Die Protestkultur ist insgesamt sehr ungewöhnlich. „Die Leute gehen einfach auf die Straße, stehen in Gruppen zusammen und diskutieren“, schildert Safran. „Dabei lassen sie sich gegenseitig ausreden – eine durch und durch un-israelische Angewohnheit.“ Für größere Versammlungen wurde eine Zeichensprache von anderen Bewegungen, z.B. in Spanien, übernommen, dadurch lassen sich Zustimmung, Ablehnung und Kritik am Gesagten auf eine Weise äußern, die kaum Streit und keine Wortgefechte zulässt.

Neue Sichtbarkeiten. Die Frauenbewegung in Israel sei eher schwach, sehr zersplittert und habe nur wenige gemeinsame Themen, so Hannah Safran, und auch die bekannte Friedensbewegung „Peace Now“ habe sich immer sehr resistent gegen feministische Einflüsse gezeigt. Der alles beherrschende und vorwiegend von Männern geführte Sicherheitsdiskurs führe zur Unsichtbarkeit von Frauen in der Öffentlichkeit. Daphne Leef selbst, erzählt Safran, musste sich dafür rechtfertigen, warum sie ihren Militärdienst nicht abgeleistet hatte, und war sehr wütend, dass sie öffentlich erklären musste, sie leide an Epilepsie und habe stattdessen einen Sozialdienst absolviert.

Im Jahr 2000, als die zweite Intifada ausbrach, verschwand jegliche Hoffnung auf Veränderung. Die Menschen seien völlig desillusioniert gewesen, erschüttert davon, dass ein solcher Rückschritt im Friedensprozess überhaupt möglich war, beschreibt Hannah Safran die Ausgangslage. In den letzten Jahren habe die Regierung Netanyahu zudem „den Staat komplett ausverkauft“.

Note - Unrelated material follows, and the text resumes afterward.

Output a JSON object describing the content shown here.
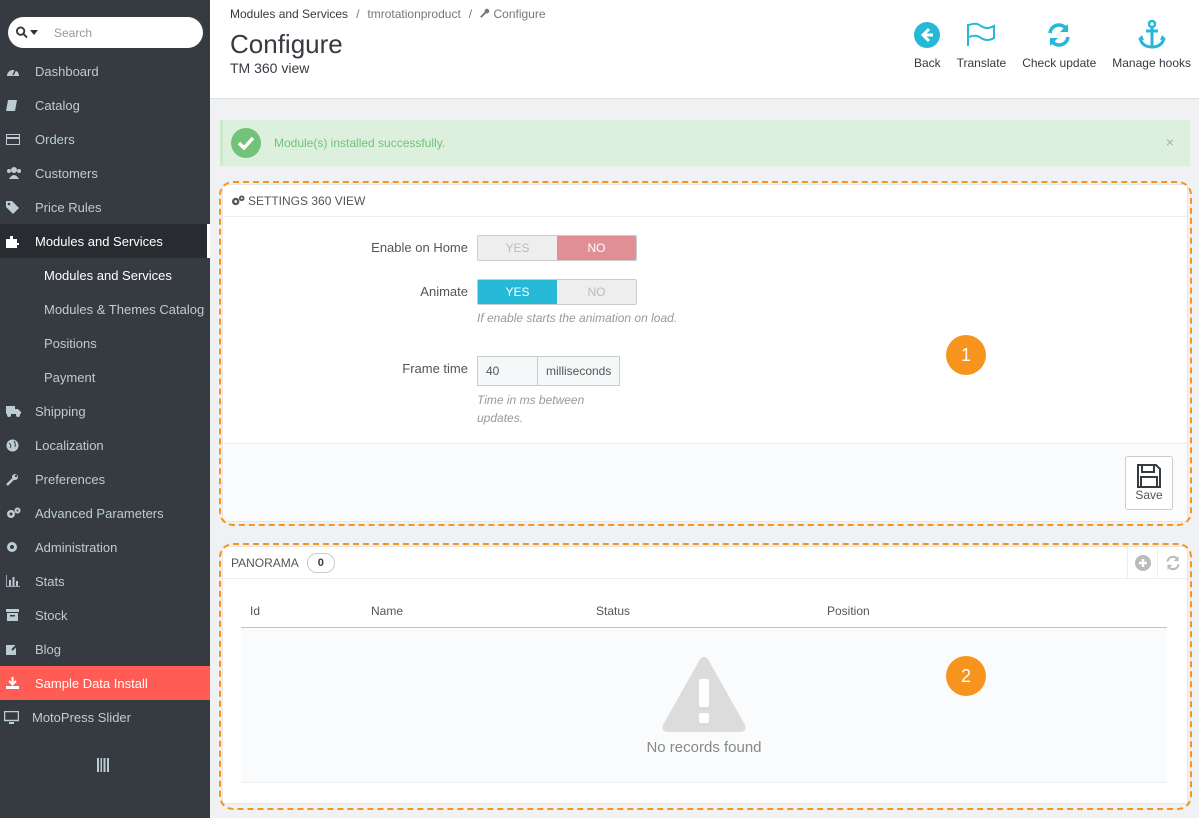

Sie sei sich aber sicher, dass es der Protestbewegung um weit mehr als nur Wohnungsprobleme geht, eben durchaus auch um eine neue politische Kultur

im Land. Der große Protest-Slogan, der sich von „Das Volk verlangt soziale Gerechtigkeit“ in „Soziale Gerechtigkeit für alle“ gewandelt hat, zeige, so Safran, dass jene 20 Prozent arabischer Israelis, die von den sozialen Problemen besonders stark betroffen sind, ganz selbstverständlich dazugehören. Eine Einschätzung, die von zahlreichen anderen KommentatorInnen geteilt wird, etwa von der Journalistin Dahlia Scheindlin: „In der Vergangenheit waren es Kriege und Sicherheitsfragen, die die Gesellschaft zusammengebracht haben, aber hier entsteht ein neues, kraftvolles Band, das diese polarisierte Gesellschaft zusammenführen kann.“ Das Mindeste, das sich viele erwarten, ist ein ziviles Leben, das es überhaupt wert ist, militärisch verteidigt zu werden. Wie geht es weiter? In der Nacht auf den 7. September wurde ein Teil der Zeltstadt am Rothschild-Boulevard in Tel Aviv – „Da kannst du 20 Minuten lang an den Zelten entlanggehen“, so Hannah Safran – polizeilich geräumt. Doch egal, was passiert, hinter diese kollektive Erfahrung könne niemand mehr zurück.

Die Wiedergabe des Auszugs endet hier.